Para-powerlifting in Australia will enter an exciting new era thanks to an agreement announced today by the Australian Paralympic Committee (APC) and Powerlifting Australia (PA).

Managed by the APC since the 1990s, Australia’s elite Para-powerlifting program will now operate under the direction of PA in a move APC Chief Executive Lynne Anderson believes is a positive step.

The transition comes at an important time for Australian Para-powerlifting, as its leading athletes push for selection for the 2018 Gold Coast Commonwealth Games.

Opportunities to impress selectors have almost passed. Next month’s National Para-powerlifting competition on the Gold Coast, sanctioned by World Para Powerlifting (WPP), will provide the final opportunity for athletes to obtain an International Classification in time for the Commonwealth Games and to also record a performance which will be recognised for qualification. Entries are still being accepted but close on Friday.

“The APC is very proud of the achievements of its powerlifting program over many years, however it is time for the sport to be managed by a National Federation that has a sole focus on the sport and is well positioned to deliver sustainable growth at all levels,” Anderson said.

“The APC has absolute confidence that PA’s expertise will ensure that our current and emerging athletes and coaches will have access to support and more competition opportunities they need to continue their development.”
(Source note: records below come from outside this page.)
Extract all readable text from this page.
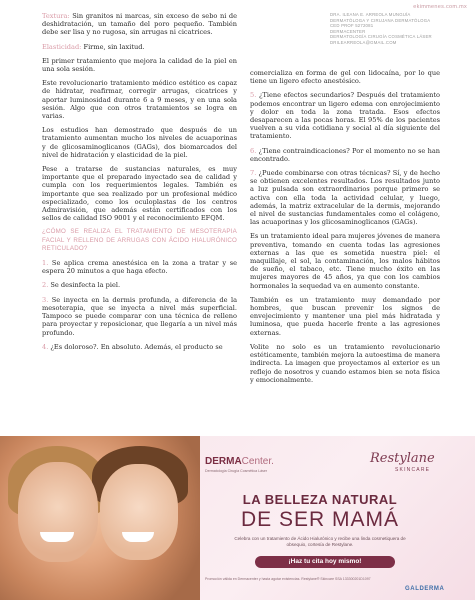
ekimmenes.com.mx

Textura: Sin granitos ni marcas, sin exceso de sebo ni de deshidratación, un tamaño del poro pequeño. También debe ser lisa y no rugosa, sin arrugas ni cicatrices.

Elasticidad: Firme, sin laxitud.

El primer tratamiento que mejora la calidad de la piel en una sola sesión.

Este revolucionario tratamiento médico estético es capaz de hidratar, reafirmar, corregir arrugas, cicatrices y aportar luminosidad durante 6 a 9 meses, y en una sola sesión. Algo que con otros tratamientos se logra en varias.

Los estudios han demostrado que después de un tratamiento aumentan mucho los niveles de acuaporinas y de glicosaminoglicanos (GAGs), dos biomarcados del nivel de hidratación y elasticidad de la piel.

Pese a tratarse de sustancias naturales, es muy importante que el preparado inyectado sea de calidad y cumpla con los requerimientos legales. También es importante que sea realizado por un profesional médico especializado, como los oculoplastas de los centros Admiravisión, que además están certificados con los sellos de calidad ISO 9001 y el reconocimiento EFQM.

¿CÓMO SE REALIZA EL TRATAMIENTO DE MESOTERAPIA FACIAL Y RELLENO DE ARRUGAS CON ÁCIDO HIALURÓNICO RETICULADO?

1. Se aplica crema anestésica en la zona a tratar y se espera 20 minutos a que haga efecto.

2. Se desinfecta la piel.

3. Se inyecta en la dermis profunda, a diferencia de la mesoterapia, que se inyecta a nivel más superficial. Tampoco se puede comparar con una técnica de relleno para proyectar y reposicionar, que llegaría a un nivel más profundo.

4. ¿Es doloroso?. En absoluto. Además, el producto se

DRA. ILEANA E. ARREOLA MUNGUÍA
DERMATÓLOGA Y CIRUJANA DERMATÓLOGA
CED PROF 5272081
DERMACENTER
DERMATOLOGÍA CIRUGÍA COSMÉTICA LÁSER
DRILEARREOLA@GMAIL.COM

comercializa en forma de gel con lidocaína, por lo que tiene un ligero efecto anestésico.

5. ¿Tiene efectos secundarios? Después del tratamiento podemos encontrar un ligero edema con enrojecimiento y dolor en toda la zona tratada. Esos efectos desaparecen a las pocas horas. El 95% de los pacientes vuelven a su vida cotidiana y social al día siguiente del tratamiento.

6. ¿Tiene contraindicaciones? Por el momento no se han encontrado.

7. ¿Puede combinarse con otras técnicas? Sí, y de hecho se obtienen excelentes resultados. Los resultados junto a luz pulsada son extraordinarios porque primero se activa con ella toda la actividad celular, y luego, además, la matriz extracelular de la dermis, mejorando el nivel de sustancias fundamentales como el colágeno, las acuaporinas y los glicosaminoglicanos (GAGs).

Es un tratamiento ideal para mujeres jóvenes de manera preventiva, tomando en cuenta todas las agresiones externas a las que es sometida nuestra piel: el maquillaje, el sol, la contaminación, los malos hábitos de sueño, el tabaco, etc. Tiene mucho éxito en las mujeres mayores de 45 años, ya que con los cambios hormonales la sequedad va en aumento constante.

También es un tratamiento muy demandado por hombres, que buscan prevenir los signos de envejecimiento y mantener una piel más hidratada y luminosa, que pueda hacerle frente a las agresiones externas.

Volite no solo es un tratamiento revolucionario estéticamente, también mejora la autoestima de manera indirecta. La imagen que proyectamos al exterior es un reflejo de nosotros y cuando estamos bien se nota física y emocionalmente.

DERMACenter.
Dermatología Cirugía Cosmética Láser
Restylane
SKINCARE
LA BELLEZA NATURAL
DE SER MAMÁ
Celebra con un tratamiento de Ácido Hialurónico y recibe una linda cosmetiquera de obsequio, cortesía de Restylane.
¡Haz tu cita hoy mismo!
Promoción válida en Dermacenter y hasta agotar existencias. Restylane® Skincare SSA 133300201D1097
GALDERMA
Under the ‘mainstreaming’ agreement, PA will assume responsibility for the planning, coordination and delivery of the program, while the APC will provide ongoing specialised support in classification, talent identification, physical therapies and skill acquisition. At an International level, the sport is managed by WPP, a body under IPC Management. With the APC transferring National governance of the sport to PA without dedicated ASC High Performance funding, the APC has provided a grant for 2017/18 to PA which will ensure athletes are well supported during their preparation for the 2018 Commonwealth Games. In addition to the APC grant, Commonwealth Games Australia (CGA) has provided PA with a grant to support the preparation of Gold Coast medal potential athletes.

Simon Bergner, High Performance Manager of Powerlifting Australia’s Para-program, said he was excited by what the future holds for Australian Para-powerlifting.

“We appreciate the vision of the APC to transition this program and I have no doubt that Powerlifting Australia can now build on the proud history of Para-powerlifting in Australia,” Bergner said.

“The job for us now is to integrate Para-sport into our networks and programs and ensure more Australian Para-powerlifters can find a club, a coach, more competition and classification opportunities which we hope will ultimately lead to more athletes representing Australia at the Paralympic level. It’s a challenge we’re ready to embrace.”

The APC has demonstrated success in mainstreaming Para-sport programs within National Federations, having previously acted as the national body for all elite Paralympic sports. Sixteen Paralympic sport programs have been mainstreamed, while the APC continues to manage elite Para-sport programs for three sports; wheelchair rugby, goalball and boccia.

“We know that the mainstreaming of Paralympic programs within national sports federations has integrated sporting opportunities and pathways for people with a disability within the mainstream sport environment. Our ultimate objective is to normalise Para-sport for participants, coaches, administrators and officials at all levels and hopefully that will prove to be case with Powerlifting Australia as it has for our other sporting partners. We are also confident that Powerlifting Australia can provide many more Para-powerlifting competition opportunities within their current competition structure than which currently exist,” Anderson said. 

Australia has won 17 medals in powerlifting since it first appeared in the Paralympic Games back in 1984.